Nilai Tukar Petani Hutan (NTPH)

Ilustrasi petani hutan
Pramono DS

Oleh: Pramono Dwi Susetyo (Pernah bekerja di Kementerian Lingkungan Hidup dan Kehutanan, Penulis buku Seputar Hutan dan Kehutanan: Masalah dan Solusi)

Badan Pusat Statistik (BPS), sebagai lembaga pemerintah yang berwenang untuk merilis data dan angka secara nasional, mengukur tingkat kesejahteraan petani dengan parameter yang disebut dengan Nilai Tukar Petani (NTP). Apa itu NTP?  

Nilai Tukar Petani (NTP) adalah merupakan salah satu indikator yang berguna untuk mengukur tingkat kesejahteraan petani karena mengukur kemampuan produk (komoditas) yang dihasilkan/dijual petani dibandingkan dengan produk yang dibutuhkan petani baik untuk proses produksi (usaha) maupun untuk konsumsi rumah tangga petani. 

Indeks harga yang dibayar petani (IB) disusun berdasarkan data hasil survei bulanan statistik harga konsumen di pasar pedesaan yang dilaksanakan setiap bulan. Indeks harga yang diterima petani (IT) bersumber dari hasil survei harga di tingkat produsen (farm gate) yang dilaksanakan setiap bulan. 

IT dan IB tersebut dihitung dengan menggunakan formula Laspeyres yang dikembangkan. NTP merupakan rasio antara IT dengan IB yang dinyatakan dalam persentase.

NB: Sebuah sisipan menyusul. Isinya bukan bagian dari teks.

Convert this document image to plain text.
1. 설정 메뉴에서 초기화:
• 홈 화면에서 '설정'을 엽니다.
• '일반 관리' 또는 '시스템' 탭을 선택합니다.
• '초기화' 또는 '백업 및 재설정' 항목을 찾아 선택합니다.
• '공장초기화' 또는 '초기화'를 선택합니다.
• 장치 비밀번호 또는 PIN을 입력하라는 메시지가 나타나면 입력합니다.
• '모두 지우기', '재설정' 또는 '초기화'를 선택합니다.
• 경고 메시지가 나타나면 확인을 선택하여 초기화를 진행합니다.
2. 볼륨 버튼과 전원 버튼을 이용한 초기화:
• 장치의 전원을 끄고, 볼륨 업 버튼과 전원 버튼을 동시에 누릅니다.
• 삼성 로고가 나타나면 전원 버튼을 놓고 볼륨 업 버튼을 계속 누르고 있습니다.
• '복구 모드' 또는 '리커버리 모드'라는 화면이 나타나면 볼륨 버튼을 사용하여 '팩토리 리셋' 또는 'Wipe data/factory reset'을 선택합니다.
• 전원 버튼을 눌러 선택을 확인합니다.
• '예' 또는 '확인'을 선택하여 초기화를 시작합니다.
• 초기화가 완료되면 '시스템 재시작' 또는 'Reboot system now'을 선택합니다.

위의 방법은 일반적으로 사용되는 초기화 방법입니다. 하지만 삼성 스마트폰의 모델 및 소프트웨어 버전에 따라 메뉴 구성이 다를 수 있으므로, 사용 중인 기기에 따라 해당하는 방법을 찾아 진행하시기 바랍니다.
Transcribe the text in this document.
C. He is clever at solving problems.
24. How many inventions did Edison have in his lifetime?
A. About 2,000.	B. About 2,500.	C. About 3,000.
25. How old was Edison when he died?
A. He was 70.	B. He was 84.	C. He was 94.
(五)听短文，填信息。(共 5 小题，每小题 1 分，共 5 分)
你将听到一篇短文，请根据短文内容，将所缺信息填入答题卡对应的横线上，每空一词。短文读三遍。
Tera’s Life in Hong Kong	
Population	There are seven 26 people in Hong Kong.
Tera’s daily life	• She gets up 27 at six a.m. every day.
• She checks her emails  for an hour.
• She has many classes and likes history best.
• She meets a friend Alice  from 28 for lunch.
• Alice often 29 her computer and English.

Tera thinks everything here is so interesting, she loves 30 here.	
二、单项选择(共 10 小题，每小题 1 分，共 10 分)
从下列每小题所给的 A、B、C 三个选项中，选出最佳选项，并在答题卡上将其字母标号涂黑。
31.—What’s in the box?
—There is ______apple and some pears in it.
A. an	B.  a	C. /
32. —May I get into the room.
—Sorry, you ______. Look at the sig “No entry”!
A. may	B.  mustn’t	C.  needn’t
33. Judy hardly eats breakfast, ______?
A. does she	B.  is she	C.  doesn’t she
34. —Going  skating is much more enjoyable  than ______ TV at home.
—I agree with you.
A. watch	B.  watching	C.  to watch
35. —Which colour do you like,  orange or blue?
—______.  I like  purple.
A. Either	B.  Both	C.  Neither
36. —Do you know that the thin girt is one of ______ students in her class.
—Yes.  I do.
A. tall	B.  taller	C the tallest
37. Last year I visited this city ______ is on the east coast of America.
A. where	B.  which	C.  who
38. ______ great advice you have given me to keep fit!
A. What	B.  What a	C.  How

NTP dihitung berdasarkan rumus sebagai berikut  NTP = IT/IB X 100 %. Indikator NTP dinyatakan dalam tiga pengertian yaitu a) NTP > 100, berarti petani mengalami surplus. Harga produksi naik lebih besar dari kenaikan harga konsumsinya. Pendapatan petani naik lebih besar dari pengeluarannya; b) NTP = 100, berarti petani mengalami impas. Kenaikan/penurunan harga produksinya sama dengan persentase kenaikan/penurunan harga barang konsumsi. Pendapatan petani sama dengan pengeluarannya; c) NTP< 100, berarti petani mengalami defisit. Kenaikan harga produksi relatif lebih kecil dibandingkan dengan kenaikan harga barang konsumsinya. Pendapatan petani turun, lebih kecil dari pengeluarannya. 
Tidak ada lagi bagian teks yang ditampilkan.